The tour went through Senegal, where cyclists rode a dirt track toward the capital, Dakar.CreditCreditDaniel Rodrigues for The New York Times

A 10-week cycling trip from Morocco to Ghana takes riders on a rough ribbon of road through West Africa, a region better known for strife than tourism.

 

By Patrick Scott

The whirring bikes streaked over the rough ribbon of asphalt through the Sahara in Mauritania, and the intensity of the landscape shifted.

Miles of flat, desolate sand stretched to the horizon in all directions, dissolving into an immense dome of pale blue.

The sun in the cloudless sky was so searing it had bleached the bones of a camel protruding from the sand.

A headwind, relentless and gusting, drained legs and thrashed the robe of a tribesman striding along on the roadside.

Then there were the tractor-trailers.

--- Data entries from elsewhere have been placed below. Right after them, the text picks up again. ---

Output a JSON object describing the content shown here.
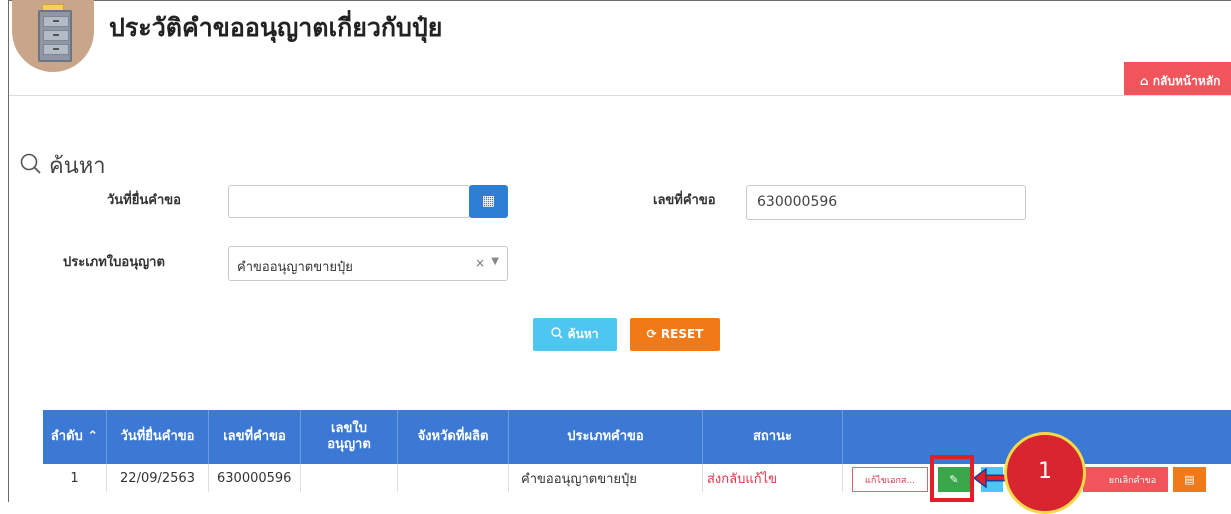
{
  "header": {
    "title": "ประวัติคำขออนุญาตเกี่ยวกับปุ๋ย",
    "home_button": "กลับหน้าหลัก"
  },
  "search": {
    "heading": "ค้นหา",
    "date_label": "วันที่ยื่นคำขอ",
    "date_value": "",
    "request_no_label": "เลขที่คำขอ",
    "request_no_value": "630000596",
    "license_type_label": "ประเภทใบอนุญาต",
    "license_type_value": "คำขออนุญาตขายปุ๋ย",
    "clear_symbol": "×",
    "search_button": "ค้นหา",
    "reset_button": "RESET"
  },
  "table": {
    "headers": [
      "ลำดับ",
      "วันที่ยื่นคำขอ",
      "เลขที่คำขอ",
      "เลขใบ อนุญาต",
      "จังหวัดที่ผลิต",
      "ประเภทคำขอ",
      "สถานะ",
      ""
    ],
    "sort_indicator": "⌃",
    "rows": [
      {
        "index": "1",
        "date": "22/09/2563",
        "request_no": "630000596",
        "license_no": "",
        "province": "",
        "type": "คำขออนุญาตขายปุ๋ย",
        "status": "ส่งกลับแก้ไข",
        "actions": {
          "edit_docs": "แก้ไขเอกส...",
          "cancel": "ยกเลิกคำขอ"
        }
      }
    ]
  },
  "annotation": {
    "step_number": "1"
  },
  "colors": {
    "header_blue": "#3c79d4",
    "home_red": "#f2545b",
    "search_cyan": "#4dc6f2",
    "reset_orange": "#f07a17",
    "status_red": "#d9364a",
    "edit_green": "#3aa64a",
    "highlight_red": "#e41e26"
  }
}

Every 10 minutes or so, an oncoming rig appeared in the distance, gathering sheets of swirling sand in its wake. With only two tight lanes, the best recourse was to grip your handlebars and duck as the truck roared by, its vortex jerking the front of your bike and sandblasting every piece of uncovered skin.

In the fast-growing category of adventure cycling vacations, it’s safe to say that this one — West Africa en Vélo, TDA Global Cycling’s first expedition through West Africa — was on the extreme end. Not just for the duration — nearly 4,000 miles through seven countries and one disputed territory over 10 weeks, averaging about 70 miles a day — but for the location. The region has been more associated with civil war, disease and extremists than bucket-list challenges. But as political and economic stability has increased in recent years, so has the number of foreign tourists.

The idea was to cycle and camp from Casablanca to Cape Coast in Ghana, through the Atlas Mountains in Morocco, the desert in Western Sahara and Mauritania, and rolling farmland, tropical forests or palm-fringed shores in Senegal, Guinea, Sierra Leone, Ivory Coast and Ghana.